\item \points{30} {\bf Incomplete, Positive-Only Labels}

In this problem we will consider training binary classifiers in situations
where we do not have full access to the labels. In particular, we consider
a scenario, which is not too infrequent in real life, where we have labels
only for a subset of the positive examples. All the negative examples and
the rest of the positive examples are unlabelled.

We formalize the scenario as follows. Let $\{(x^{(i)}, t^{(i)})\}_{i=1}^\nexp$ be a standard dataset of i.i.d distributed examples. Here $x^{(i)}$'s are the inputs/features and $t^{(i)}$ are the labels. Now consider the situation where $t^{(i)}$'s are not observed by us. Instead, we only observe the labels of some of the positive examples. Concretely, we assume that we observe  $y^{(i)}$'s that are generated by
\begin{align*}
& \forall  x, ~~ p(y^{(i)} = 1\mid t^{(i)}=1, x^{(i)}=x) = \alpha, \\
& \forall  x, ~~ p(y^{(i)} = 0 \mid t^{(i)}=1, x^{(i)}=x)  = 1- \alpha\\
& \forall  x, ~~ p(y^{(i)} = 1 \mid t^{(i)}=0, x^{(i)}=x) = 0,\\ 
& \forall  x, ~~ p(y^{(i)} = 0 \mid t^{(i)}=0, x^{(i)}=x) = 1
\end{align*}
where $\alpha \in (0,1)$ is some unknown scalar. In other words, if the unobserved ``true'' label $t^{(i)}$ is 1, then with $\alpha$ chance we observe a label $y^{(i)} = 1$. On the other hand, if the unobserved ``true'' label $t^{(i)} = 0$, then we always observe the label $y^{(i)} = 0$. 

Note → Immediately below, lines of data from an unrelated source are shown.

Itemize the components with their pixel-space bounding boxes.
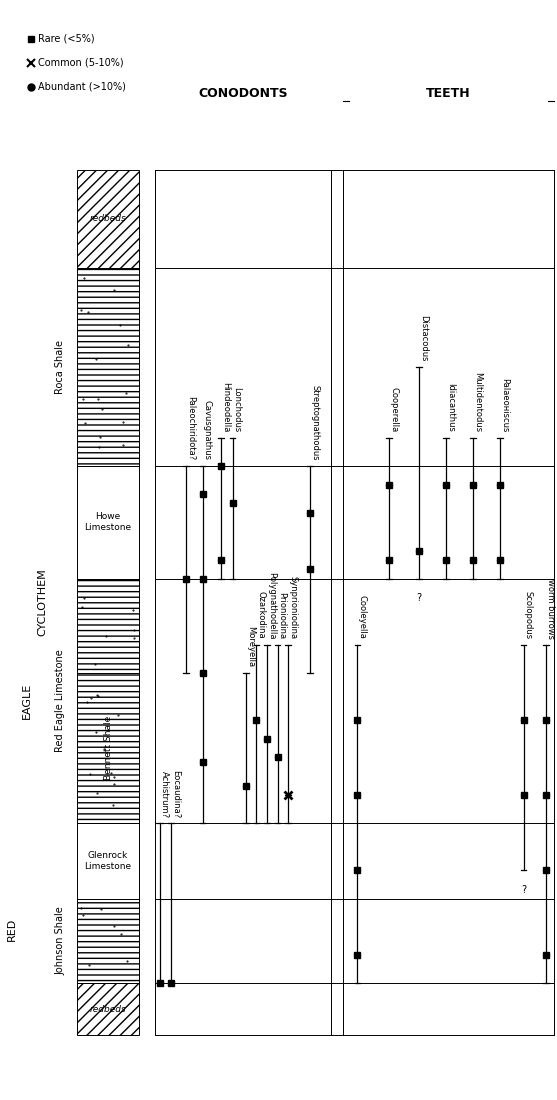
Text: worm burrows: worm burrows: [546, 579, 555, 639]
Text: Paleochiridota?: Paleochiridota?: [185, 396, 195, 461]
Text: Rare (<5%): Rare (<5%): [38, 33, 95, 44]
Bar: [77, 466, 139, 579]
Text: Roca Shale: Roca Shale: [55, 340, 65, 394]
Text: Streptognathodus: Streptognathodus: [310, 385, 319, 461]
Text: Ozarkodina: Ozarkodina: [256, 592, 265, 639]
Text: Polygnathodella: Polygnathodella: [267, 572, 276, 639]
Bar: [77, 268, 139, 466]
Text: Hindeodella: Hindeodella: [221, 382, 230, 432]
Text: Prioniodina: Prioniodina: [277, 592, 286, 639]
Text: Johnson Shale: Johnson Shale: [55, 906, 65, 976]
Text: Howe
Limestone: Howe Limestone: [85, 513, 131, 532]
Bar: [77, 169, 139, 268]
Bar: [77, 983, 139, 1035]
Text: Distacodus: Distacodus: [419, 315, 428, 362]
Text: RED: RED: [7, 917, 17, 940]
Text: CONODONTS: CONODONTS: [198, 87, 288, 100]
Text: ?: ?: [521, 884, 526, 894]
Bar: [77, 899, 139, 983]
Text: redbeds: redbeds: [90, 1004, 126, 1013]
Text: Idiacanthus: Idiacanthus: [446, 383, 455, 432]
Text: Palaeонiscus: Palaeонiscus: [500, 377, 509, 432]
Text: ?: ?: [416, 593, 421, 603]
Text: Cooperella: Cooperella: [389, 387, 398, 432]
Text: EAGLE: EAGLE: [22, 683, 32, 719]
Text: Eocaudina?: Eocaudina?: [171, 770, 180, 817]
Text: Multidentodus: Multidentodus: [473, 372, 482, 432]
Text: TEETH: TEETH: [426, 87, 471, 100]
Bar: [77, 579, 139, 823]
Text: Synprioniodina: Synprioniodina: [288, 576, 297, 639]
Text: Cavusgnathus: Cavusgnathus: [203, 400, 212, 461]
Text: Red Eagle Limestone: Red Eagle Limestone: [55, 650, 65, 752]
Text: Glenrock
Limestone: Glenrock Limestone: [85, 850, 131, 871]
Text: Abundant (>10%): Abundant (>10%): [38, 81, 126, 92]
Text: Scolopodus: Scolopodus: [524, 591, 532, 639]
Text: Moreyella: Moreyella: [246, 626, 255, 668]
Text: Achistrum?: Achistrum?: [160, 771, 169, 817]
Bar: [77, 823, 139, 899]
Text: CYCLOTHEM: CYCLOTHEM: [37, 569, 47, 636]
Text: redbeds: redbeds: [90, 214, 126, 223]
Text: Lonchodus: Lonchodus: [232, 387, 242, 432]
Text: Cooleyella: Cooleyella: [358, 595, 367, 639]
Text: Common (5-10%): Common (5-10%): [38, 57, 124, 68]
Text: Bennett Shale: Bennett Shale: [104, 716, 113, 780]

Our final goal in the problem is to construct a binary classifier $h$ of
the true label $t$, with only access to the partial label $y$. In other words,
we want to construct $h$ such that
 $h(x^{(i)}) \approx p(t^{(i)} = 1\mid x^{(i)})$ as closely as
possible, using only $x$ and $y$.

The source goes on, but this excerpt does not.